Le célèbre écrivain Amadou Hampaté Bâ disait qu’« en Afrique un vieillard qui meurt est une bibliothèque qui brûle ». Cela illustre on ne peut plus la perception africaine des anciens. Dans les sociétés traditionnelles fortement hiérarchisées et ritualisées, vieillir octroie un statut et une place particulière dans la communauté. Les anciens sont les compagnons privilégiés des rois, les détenteurs de la tradition, des rites. Khadidiatou Konaré Dembélé analyse cette place des anciens dans la société sénégalaise et s’interroge sur ce qu’il en reste aujourd’hui après l’« ouragan » de la modernisation et de la mondialisation, qui n’a pas épargné l’Afrique.
Sacralité des anciens
Dans nos sociétés fortement imprégnées des relents de la tradition, les anciens incarnent la sagesse et orientent encore la vie de la communauté. Ils représentent les ancêtres sur terre pour la transmission des valeurs et occupent ainsi une place incontournable dans la marche des affaires de la communauté. Un dicton peulh dit à ce propos que certes, « le vieillard n’est pas camarade d’âge du créateur, mais ils ont fait un bout de chemin ensemble »[1]. Un autre dicton sénégalais illustre la valeur de l’ancien : « un vieillard assis sous l’arbre voit ce que le jeune perché sur l’arbre ne voit pas ».

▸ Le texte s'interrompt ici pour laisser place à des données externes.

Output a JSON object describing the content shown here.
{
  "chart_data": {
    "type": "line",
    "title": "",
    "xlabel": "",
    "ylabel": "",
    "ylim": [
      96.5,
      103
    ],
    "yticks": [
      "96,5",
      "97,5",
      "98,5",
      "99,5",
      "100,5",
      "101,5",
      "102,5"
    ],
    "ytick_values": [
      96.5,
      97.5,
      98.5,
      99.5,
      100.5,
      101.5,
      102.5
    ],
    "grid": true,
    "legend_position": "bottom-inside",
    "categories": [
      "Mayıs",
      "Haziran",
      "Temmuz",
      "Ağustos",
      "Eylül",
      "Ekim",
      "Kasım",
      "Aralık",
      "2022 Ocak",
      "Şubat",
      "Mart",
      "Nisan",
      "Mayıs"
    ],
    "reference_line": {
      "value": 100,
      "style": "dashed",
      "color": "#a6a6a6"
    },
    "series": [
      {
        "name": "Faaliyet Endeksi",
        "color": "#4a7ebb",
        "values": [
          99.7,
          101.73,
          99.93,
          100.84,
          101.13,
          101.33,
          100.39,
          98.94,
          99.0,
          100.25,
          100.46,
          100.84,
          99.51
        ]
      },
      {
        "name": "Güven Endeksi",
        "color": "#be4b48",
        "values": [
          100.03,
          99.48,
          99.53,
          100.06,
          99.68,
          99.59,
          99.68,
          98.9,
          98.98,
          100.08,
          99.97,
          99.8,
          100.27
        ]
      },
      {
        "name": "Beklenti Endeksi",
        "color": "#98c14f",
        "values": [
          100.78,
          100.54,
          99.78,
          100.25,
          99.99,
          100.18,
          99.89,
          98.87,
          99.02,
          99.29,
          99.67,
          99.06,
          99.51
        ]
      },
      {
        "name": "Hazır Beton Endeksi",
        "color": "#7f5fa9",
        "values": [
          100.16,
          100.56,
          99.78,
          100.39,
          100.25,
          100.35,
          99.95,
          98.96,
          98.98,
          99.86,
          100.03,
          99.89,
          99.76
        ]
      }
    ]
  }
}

Les décisions majeures sont toujours prises après consultation et approbation des aînés. Pour la célébration des mariages par exemple, ce sont les personnes les plus âgées des deux familles devant s’unir qui s’occupent des conciliabules, des différentes démarches, salutations et négociations jusqu’au jour « J ». La dot sera déposée par les femmes d’âge mûr après que les familles se seront entendues. Le mariage à la mosquée est fait par eux en l’absence des époux. Dès l’instant que les conjoints sont prêts à s’engager, le reste est entre les mains des vieux sages. Car comme le disait Abdoulaye Bara Diop, le mariage est l’union de deux familles et il respecte certaines normes. Tout est orchestré par les responsables des familles. Les époux ne font que suivre la voie qui leur est tracée pour espérer un succès dans leur union[2].
Les points de vue peuvent être différents entre jeunes et anciens, mais c’est un sacrilège que de leur manquer de respect. Dans Sous l’orage[3], même si Kany veut se marier avec Samou, celui qu’elle s’est « choisi », elle va néanmoins « négocier » pour que les anciens bénissent cette union. Sa famille lui avait réservé Famagan riche commerçant polygame dont elle n’était pas amoureuse. Un séjour au village chez l’oncle Djigui permettra de dénouer cette situation et de redonner à chacun sa place.
Gare aux jeunes qui seraient tentés de passer outre ces règles. Ainsi prend tout son sens la notion de « kilifa » qui donne à l’ancien toute sa vénérabilité dans les « affaires » de la cité. Ne dit-on pas d’ailleurs : « kou amoul kilifa djinné done sa kilifa ». Celui qui ne met pas les anciens au-devant aura des esprits en face de soi et va au-devant des ennuis.
Les gardiens des traditions et des secrets
Pendant la grossesse, les futures mères sont prises en charge par les vieilles femmes qui vont les accompagner concernant leur régime alimentaire, leurs sorties, et les interdits. Elles vont leur enseigner l’art d’être une mère en les massant et en les protégeant des esprits maléfiques, ce qu’elles feront par la suite pour leur progéniture. Après l’accouchement, les vieilles mamans remettent la nouvelle mère sur pied via des massages à base de plantes spéciales. L’enfant ainsi né est appelé « mari » ou « coépouse » de ces vieilles en fonction du sexe, lui octroyant ainsi une place de choix. Les maris n’accompagnent pas leurs épouses à la maternité ; ce rôle est dévolu aux femmes qui sentent l’heure de la naissance quand elle est proche, ou qui, dans les villages, accompagnent la délivrance. Cette étape est un moment crucial où les mauvais esprits rôdent. Les « vieilles » détiennent tout un arsenal pour les tenir à distance.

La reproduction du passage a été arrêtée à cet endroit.